What they’re dealing with, though, is being kept under lock and key. Some of it is given away in the trailer, with Gary’s terrified eyes peering through a tiny window as Mary locks herself behind the door. Viewers get hints about Mary’s mysteriously missing husband and her frantically running down the street, clutching shoes, either toward or away from something. But it’s not the specific secrets that matter as much as the existence of them at all.

“How can you successfully manage and maintain a relationship when you’ve got baggage or trauma?” Forsythe said.

“These characters wouldn’t be able to do it unless they met each other. It just so happens that the thing they have to deal with when they come together is the most extreme version.”

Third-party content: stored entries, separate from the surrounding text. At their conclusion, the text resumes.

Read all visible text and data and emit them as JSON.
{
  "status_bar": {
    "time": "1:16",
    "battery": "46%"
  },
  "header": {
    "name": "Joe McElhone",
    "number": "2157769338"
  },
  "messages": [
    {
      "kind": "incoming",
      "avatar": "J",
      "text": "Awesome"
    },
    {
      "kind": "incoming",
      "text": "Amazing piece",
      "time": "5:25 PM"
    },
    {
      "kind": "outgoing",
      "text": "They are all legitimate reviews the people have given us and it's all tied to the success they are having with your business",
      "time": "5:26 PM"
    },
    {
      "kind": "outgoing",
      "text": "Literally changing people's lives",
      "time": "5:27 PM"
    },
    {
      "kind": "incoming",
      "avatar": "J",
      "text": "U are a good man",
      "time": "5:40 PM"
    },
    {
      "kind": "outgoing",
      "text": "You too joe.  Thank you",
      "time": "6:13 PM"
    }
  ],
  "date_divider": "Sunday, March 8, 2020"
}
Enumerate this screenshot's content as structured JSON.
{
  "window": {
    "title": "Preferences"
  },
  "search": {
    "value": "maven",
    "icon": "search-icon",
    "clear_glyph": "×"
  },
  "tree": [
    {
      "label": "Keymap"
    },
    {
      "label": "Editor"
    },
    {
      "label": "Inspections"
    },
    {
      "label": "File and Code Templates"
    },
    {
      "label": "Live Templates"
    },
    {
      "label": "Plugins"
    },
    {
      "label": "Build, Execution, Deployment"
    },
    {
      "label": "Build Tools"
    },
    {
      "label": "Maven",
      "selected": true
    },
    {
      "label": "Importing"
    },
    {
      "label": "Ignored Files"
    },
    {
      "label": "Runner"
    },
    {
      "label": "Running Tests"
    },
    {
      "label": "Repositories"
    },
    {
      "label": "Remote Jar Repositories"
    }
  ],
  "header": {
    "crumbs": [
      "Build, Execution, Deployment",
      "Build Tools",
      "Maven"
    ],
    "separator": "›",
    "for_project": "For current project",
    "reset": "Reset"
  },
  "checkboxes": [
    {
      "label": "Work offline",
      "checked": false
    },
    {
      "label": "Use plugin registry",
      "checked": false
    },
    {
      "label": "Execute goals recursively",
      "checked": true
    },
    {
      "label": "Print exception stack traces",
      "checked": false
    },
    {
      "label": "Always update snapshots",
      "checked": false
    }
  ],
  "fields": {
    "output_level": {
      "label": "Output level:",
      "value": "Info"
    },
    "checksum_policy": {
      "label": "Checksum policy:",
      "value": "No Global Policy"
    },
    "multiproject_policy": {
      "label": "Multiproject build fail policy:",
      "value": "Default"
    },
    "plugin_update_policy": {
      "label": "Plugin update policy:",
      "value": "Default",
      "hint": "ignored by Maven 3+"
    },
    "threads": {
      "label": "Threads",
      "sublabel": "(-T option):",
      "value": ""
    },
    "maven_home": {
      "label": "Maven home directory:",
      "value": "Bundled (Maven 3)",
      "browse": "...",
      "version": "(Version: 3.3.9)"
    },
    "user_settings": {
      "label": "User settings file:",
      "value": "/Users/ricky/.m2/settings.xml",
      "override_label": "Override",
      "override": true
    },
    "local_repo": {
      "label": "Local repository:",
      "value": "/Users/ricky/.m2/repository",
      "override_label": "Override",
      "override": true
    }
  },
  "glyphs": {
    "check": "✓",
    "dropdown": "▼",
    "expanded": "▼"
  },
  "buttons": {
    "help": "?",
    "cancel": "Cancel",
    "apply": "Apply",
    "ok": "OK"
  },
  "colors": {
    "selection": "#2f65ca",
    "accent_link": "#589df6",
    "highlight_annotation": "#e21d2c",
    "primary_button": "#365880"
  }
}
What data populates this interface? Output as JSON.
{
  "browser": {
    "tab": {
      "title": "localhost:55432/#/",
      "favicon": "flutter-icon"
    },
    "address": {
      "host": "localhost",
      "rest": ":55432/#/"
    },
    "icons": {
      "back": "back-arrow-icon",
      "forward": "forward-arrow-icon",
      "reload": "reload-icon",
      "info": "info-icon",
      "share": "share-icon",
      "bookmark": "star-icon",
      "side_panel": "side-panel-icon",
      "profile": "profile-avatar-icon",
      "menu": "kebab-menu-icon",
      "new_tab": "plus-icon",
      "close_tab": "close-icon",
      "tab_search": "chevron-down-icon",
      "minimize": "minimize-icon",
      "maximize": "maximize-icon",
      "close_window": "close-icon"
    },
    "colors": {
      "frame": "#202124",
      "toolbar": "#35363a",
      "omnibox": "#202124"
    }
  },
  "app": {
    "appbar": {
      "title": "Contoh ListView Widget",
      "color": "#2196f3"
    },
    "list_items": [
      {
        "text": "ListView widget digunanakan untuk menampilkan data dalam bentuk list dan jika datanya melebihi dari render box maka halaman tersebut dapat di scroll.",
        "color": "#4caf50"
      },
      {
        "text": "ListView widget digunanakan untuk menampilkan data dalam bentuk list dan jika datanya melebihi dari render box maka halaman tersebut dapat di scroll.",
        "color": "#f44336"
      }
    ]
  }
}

It’s extreme, and bordering on preposterous, by design, Forsythe said — he wanted to tell the story about damaged people finding medicine in each other, but he wanted it to be fun.

The happily ever after, Fisher said, is just half of the story. More important than finding a soul mate is the “self-acceptance piece, that you accept your own baggage.”

“In doing that,” she told The News, “it releases some of the baggage and makes you more emotionally available for love.”